Through her book, The Case Against Homework and her blog, Stop Homework, Sara Bennett is constructing a rather convincing argument that homework is unnecessary and even harmful to our children.

There is almost no evidence that homework helps elementary school students achieve academic success and little evidence that it helps older students. Yet the nightly burden is taking a serious toll on America’s families. It robs children of the sleep, play, and exercise time they need for proper physical, emotional, and neurological development. And it is a hidden cause of the childhood obesity epidemic, creating a nation of “homework potatoes.”
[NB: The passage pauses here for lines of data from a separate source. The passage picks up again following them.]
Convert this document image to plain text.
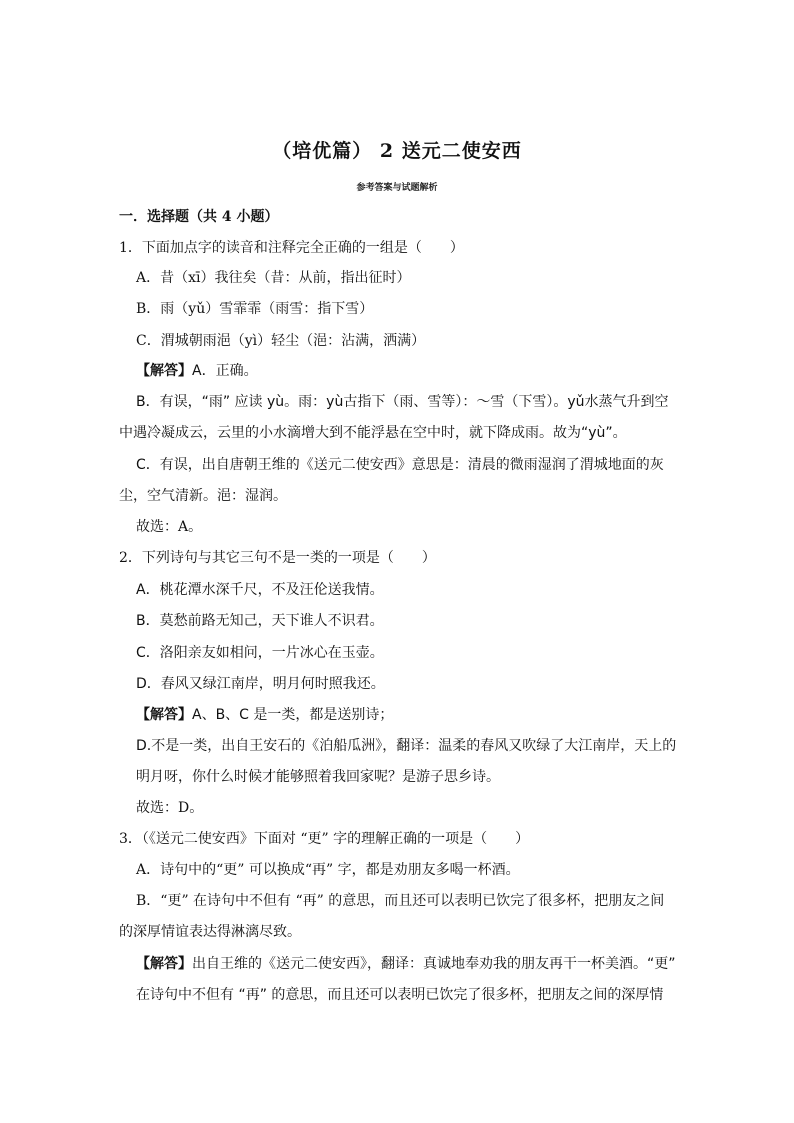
（培优篇） 2 送元二使安西
参考答案与试题解析
一．选择题（共 4 小题）
1．下面加点字的读音和注释完全正确的一组是（　　）
A．昔（xī）我往矣（昔：从前，指出征时）
B．雨（yǔ）雪霏霏（雨雪：指下雪）
C．渭城朝雨浥（yì）轻尘（浥：沾满，洒满）
【解答】A．正确。
B．有误，“雨” 应读 yù。雨：yù古指下（雨、雪等）：～雪（下雪）。yǔ水蒸气升到空
中遇冷凝成云，云里的小水滴增大到不能浮悬在空中时，就下降成雨。故为“yù”。
C．有误，出自唐朝王维的《送元二使安西》意思是：清晨的微雨湿润了渭城地面的灰
尘，空气清新。浥：湿润。
故选：A。
2．下列诗句与其它三句不是一类的一项是（　　）
A．桃花潭水深千尺，不及汪伦送我情。
B．莫愁前路无知己，天下谁人不识君。
C．洛阳亲友如相问，一片冰心在玉壶。
D．春风又绿江南岸，明月何时照我还。
【解答】A、B、C 是一类，都是送别诗；
D.不是一类，出自王安石的《泊船瓜洲》，翻译：温柔的春风又吹绿了大江南岸，天上的
明月呀，你什么时候才能够照着我回家呢？是游子思乡诗。
故选：D。
3．（《送元二使安西》下面对 “更” 字的理解正确的一项是（　　）
A．诗句中的“更” 可以换成“再” 字，都是劝朋友多喝一杯酒。
B．“更” 在诗句中不但有 “再” 的意思，而且还可以表明已饮完了很多杯，把朋友之间
的深厚情谊表达得淋漓尽致。
【解答】出自王维的《送元二使安西》，翻译：真诚地奉劝我的朋友再干一杯美酒。“更”
在诗句中不但有 “再” 的意思，而且还可以表明已饮完了很多杯，把朋友之间的深厚情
In many parts of the country, children as young as five are coming home from school each night with homework. The homework often has little connection to what they have been taught that day. Many young children are overwhelmed with the work in front of them and many others are bored with the repetitive nature of the assignments. One only has to spend a few minutes in an afterschool program homework club to realize that homework is not making our children smarter. At the same time, it seems important to recognize that homework can be of value when utilized properly. Many assignments can serve to engage both children and parents in an active learning process that truly brings home the concepts that a child has been taught in the classroom. Rather than considering the elimination of homework, school districts ought to consider homework training for their teachers, encouraging them to think outside the box, sending home challenges to excite their students, making them eager to return to the classroom the following day. School districts should challenge themselves to throw away their mimeographed homework sheets and their repetitive assignments that carry no weight with students.

Homework can be a wonderful way for teachers and families to work together, but it has too often become a battle between school and home. Parents feels that their children are given too much. Teachers are frustrated with a lack of cooperation from home, which weakens their ability to educate. Parents spend too much time trying to convince their children to complete the work, without weighing in on the true value of assignments. It seems that with more care and consideration all around, homework could serve the purpose it is intended to.


One thought on “Stop Homework

  1. Anelie says:

    (I WILL stop being the comment-hog here, but I just had to say…) I count myself tremendously lucky that homework was virtually unknown when I was in primary school. Sometimes we had a project on a country to do (one a year?), sometimes we had to bring in certain things from home to discuss in class, and of course there were spelling lists and times tables to learn, but it was never a case of something to complete every night. And after school was the time I read for pleasure, or ran around outside, or played a board game with my dad. I hope I can say after successfully completing a uni degree that this did not damage my academic prospects ;-D Why shouldn’t today’s kids have that same time to connect with friends and family and re-charge for the next day?